Safe and Practical GPU Acceleration in TrustZone
This work addresses secure GPU acceleration for mobile devices in TrustZone, representing an incremental improvement with specific optimizations.
The paper tackles the problem of securely accelerating GPU computation in TrustZone TEE by introducing CODY, a collaborative architecture between a mobile device and cloud service that records and replays CPU/GPU interactions, achieving up to 95% faster recording and 25% lower replay delays compared to insecure native execution.
We present a holistic design for GPU-accelerated computation in TrustZone TEE. Without pulling the complex GPU software stack into the TEE, we follow a simple approach: record the CPU/GPU interactions ahead of time, and replay the interactions in the TEE at run time.

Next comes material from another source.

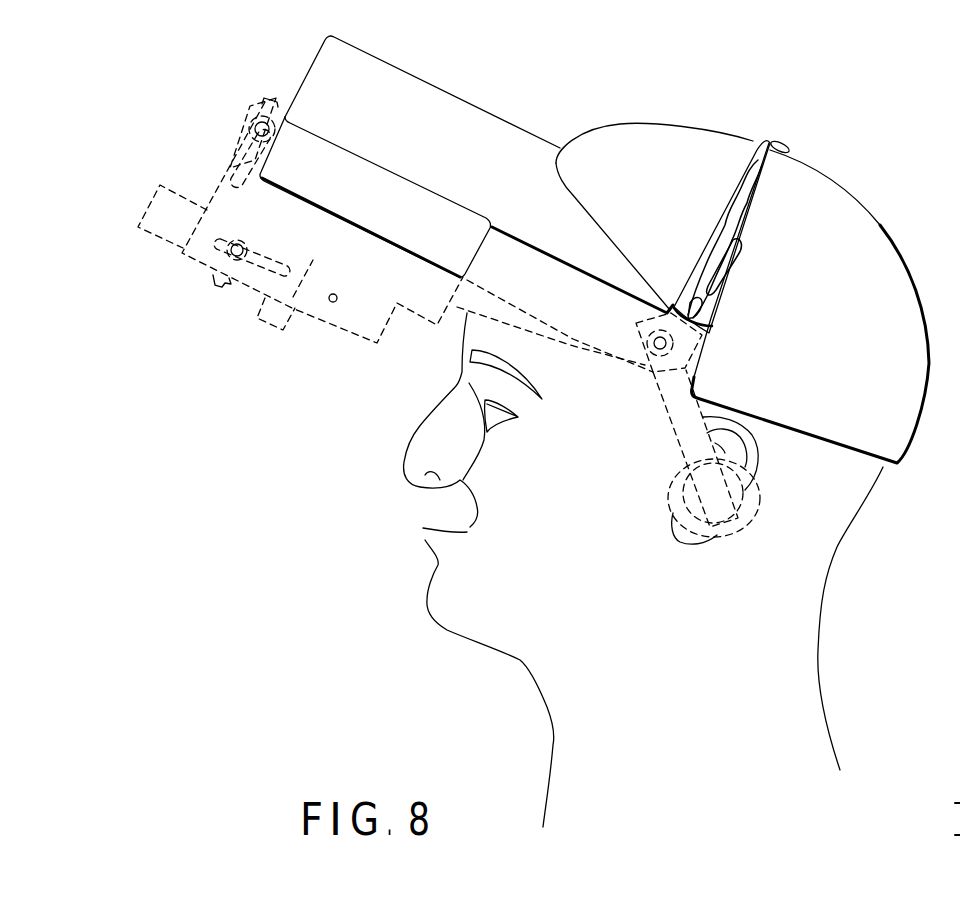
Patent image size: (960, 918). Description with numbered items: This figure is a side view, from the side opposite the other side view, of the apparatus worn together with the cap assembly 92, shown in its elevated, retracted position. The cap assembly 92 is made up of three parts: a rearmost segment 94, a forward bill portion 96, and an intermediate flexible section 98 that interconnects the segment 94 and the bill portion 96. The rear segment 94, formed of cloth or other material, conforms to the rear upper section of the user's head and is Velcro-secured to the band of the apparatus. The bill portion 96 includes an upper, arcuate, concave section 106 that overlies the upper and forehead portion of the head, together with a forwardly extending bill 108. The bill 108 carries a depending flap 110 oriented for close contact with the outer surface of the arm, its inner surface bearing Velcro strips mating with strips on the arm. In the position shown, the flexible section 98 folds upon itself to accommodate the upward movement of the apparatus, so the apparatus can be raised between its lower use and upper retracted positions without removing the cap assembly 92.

This paper addresses the approach's key missing piece -- the recording environment, which needs both strong security and access to diverse mobile GPUs. To this end, we present a novel architecture called CODY, in which a mobile device (which possesses the GPU hardware) and a trustworthy cloud service (which runs the GPU software) exercise the GPU hardware/software in a collaborative, distributed fashion. To overcome numerous network round trips and long delays, CODY contributes optimizations specific to mobile GPUs: register access deferral, speculation, and metastate-only synchronization. With these optimizations, recording a compute workload takes only tens of seconds, which is up to 95% less than a naive approach; replay incurs 25% lower delays compared to insecure, native execution.